Unfortunately, obfuscation seems to be the order of the day when it comes to abortion and some proponents of health care reform. From the reports that I read the loopholes in all present drafts of the reform allow for abortion at taxpayer expense. The attempts of several pro-life democrats in the House of Representatives explicitly to outlaw taxpayer abortions have been roundly defeated by the majority, with seeming tacit approval on the part of the administration.
Without a change in this approach, it will be impossible for me to justify Catholic health care organizations supporting the presently proposed legislation.
Our Maryland delegation should work to reverse this troubling development. To overturn the longstanding status quo on abortion would be morally wrong and politically unwise, and would risk losing the support of a longstanding ally in the effort to achieve genuine health care reform.
The Church does not want to see reform fail. On the contrary, we desperately need to make quality health care accessible and affordable for all.
Congress should maintain coverage for legal immigrants, and in particular, ensure that all pregnant women in the United States, who will be giving birth to American citizens, are eligible along with their unborn children for health care.

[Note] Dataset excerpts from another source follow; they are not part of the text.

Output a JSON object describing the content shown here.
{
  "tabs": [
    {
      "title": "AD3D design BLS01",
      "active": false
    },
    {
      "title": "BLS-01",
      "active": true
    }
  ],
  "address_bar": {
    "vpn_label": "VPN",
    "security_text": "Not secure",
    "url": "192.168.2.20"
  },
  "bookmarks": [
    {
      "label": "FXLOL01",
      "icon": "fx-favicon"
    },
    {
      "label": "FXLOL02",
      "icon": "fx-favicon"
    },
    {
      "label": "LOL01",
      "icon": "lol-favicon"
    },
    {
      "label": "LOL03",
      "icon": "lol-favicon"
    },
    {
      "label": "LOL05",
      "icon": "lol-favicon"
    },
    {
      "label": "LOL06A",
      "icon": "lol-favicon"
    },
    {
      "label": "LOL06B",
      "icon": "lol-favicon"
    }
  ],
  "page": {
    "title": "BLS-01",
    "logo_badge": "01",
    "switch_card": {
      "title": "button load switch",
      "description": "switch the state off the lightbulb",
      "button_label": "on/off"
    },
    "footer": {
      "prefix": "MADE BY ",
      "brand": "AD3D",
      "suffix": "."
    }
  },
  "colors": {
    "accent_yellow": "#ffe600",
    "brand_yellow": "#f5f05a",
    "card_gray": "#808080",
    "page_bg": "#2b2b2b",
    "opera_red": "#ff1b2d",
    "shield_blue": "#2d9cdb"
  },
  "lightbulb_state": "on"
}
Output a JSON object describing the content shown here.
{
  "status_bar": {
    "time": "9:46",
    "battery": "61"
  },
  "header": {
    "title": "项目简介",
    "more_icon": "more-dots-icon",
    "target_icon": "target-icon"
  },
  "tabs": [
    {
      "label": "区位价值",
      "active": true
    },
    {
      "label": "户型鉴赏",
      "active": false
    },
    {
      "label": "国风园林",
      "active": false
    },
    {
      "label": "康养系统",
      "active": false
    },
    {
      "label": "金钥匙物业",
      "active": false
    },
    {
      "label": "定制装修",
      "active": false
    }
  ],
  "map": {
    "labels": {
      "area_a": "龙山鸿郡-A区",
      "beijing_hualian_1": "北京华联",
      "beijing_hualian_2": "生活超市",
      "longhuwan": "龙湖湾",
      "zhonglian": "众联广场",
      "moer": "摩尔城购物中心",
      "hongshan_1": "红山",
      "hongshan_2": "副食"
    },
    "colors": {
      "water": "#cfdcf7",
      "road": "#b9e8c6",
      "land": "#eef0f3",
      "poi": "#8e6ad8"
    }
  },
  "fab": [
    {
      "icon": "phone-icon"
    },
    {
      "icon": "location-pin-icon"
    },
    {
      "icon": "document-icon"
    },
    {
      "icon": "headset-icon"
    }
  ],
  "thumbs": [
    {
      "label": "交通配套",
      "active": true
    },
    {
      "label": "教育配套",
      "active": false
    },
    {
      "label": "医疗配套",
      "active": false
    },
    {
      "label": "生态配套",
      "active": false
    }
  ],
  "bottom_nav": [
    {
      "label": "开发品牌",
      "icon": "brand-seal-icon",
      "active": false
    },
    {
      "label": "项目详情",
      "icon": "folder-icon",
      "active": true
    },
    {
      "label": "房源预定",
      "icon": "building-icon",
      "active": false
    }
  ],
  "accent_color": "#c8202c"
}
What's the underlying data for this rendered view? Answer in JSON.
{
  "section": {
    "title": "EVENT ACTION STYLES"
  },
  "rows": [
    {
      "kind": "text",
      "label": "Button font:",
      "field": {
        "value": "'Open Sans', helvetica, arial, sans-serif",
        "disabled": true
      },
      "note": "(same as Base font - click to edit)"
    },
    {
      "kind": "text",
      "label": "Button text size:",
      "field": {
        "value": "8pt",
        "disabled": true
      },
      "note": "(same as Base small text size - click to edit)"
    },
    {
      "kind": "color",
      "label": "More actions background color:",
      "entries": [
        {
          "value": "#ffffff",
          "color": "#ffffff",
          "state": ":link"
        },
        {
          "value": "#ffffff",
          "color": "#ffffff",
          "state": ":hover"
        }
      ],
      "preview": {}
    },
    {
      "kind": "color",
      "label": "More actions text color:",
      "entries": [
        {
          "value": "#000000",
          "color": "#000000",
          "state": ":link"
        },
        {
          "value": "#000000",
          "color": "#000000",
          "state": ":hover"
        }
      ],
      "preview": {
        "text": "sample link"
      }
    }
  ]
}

We fully recognize the complexity of the challenges our country faces in our efforts to achieve meaningful health care reform, and we don’t pretend to have the final answers on every aspect of this issue. At the same time, however, we believe that health care reform must reflect basic moral principles.
In dealing with specific policy, one basic principle of Catholic social teaching that would be relevant here is that of subsidiarity. Though not cited as such, I suspect that this principle is at the root of the many questions being raised about present legislative health care proposals.
The Catechism of the Catholic Church states that “a community of a higher order should not interfere in the internal life of a community of a lower order, depriving the latter of its functions, but rather should support it in case of need and help to co- ordinate its activity with the activities of the rest of society, always with a view to the common good." In short, nothing should be done by a larger and more complex organization which can be done as well by a smaller and simpler organization.
As in the case, for instance, of just war and other moral dilemmas, it is up to the “professionals” to apply these solid principals to specific cases and solutions.
In sum, a truly universal health policy must respect all human life and dignity, from conception to natural death. It must provide access for all, with a special concern for the poor and inclusion of legal immigrants. It should embrace the common good and preserve pluralism, including freedom of conscience and a variety of options. Solutions must be found that restrain costs, and that apply them equitably across the spectrum of payers.
The Catholic Church wants to be part of this solution. We urge our lawmakers to embrace these basic principals, and offer a final package that we can enthusiastically support.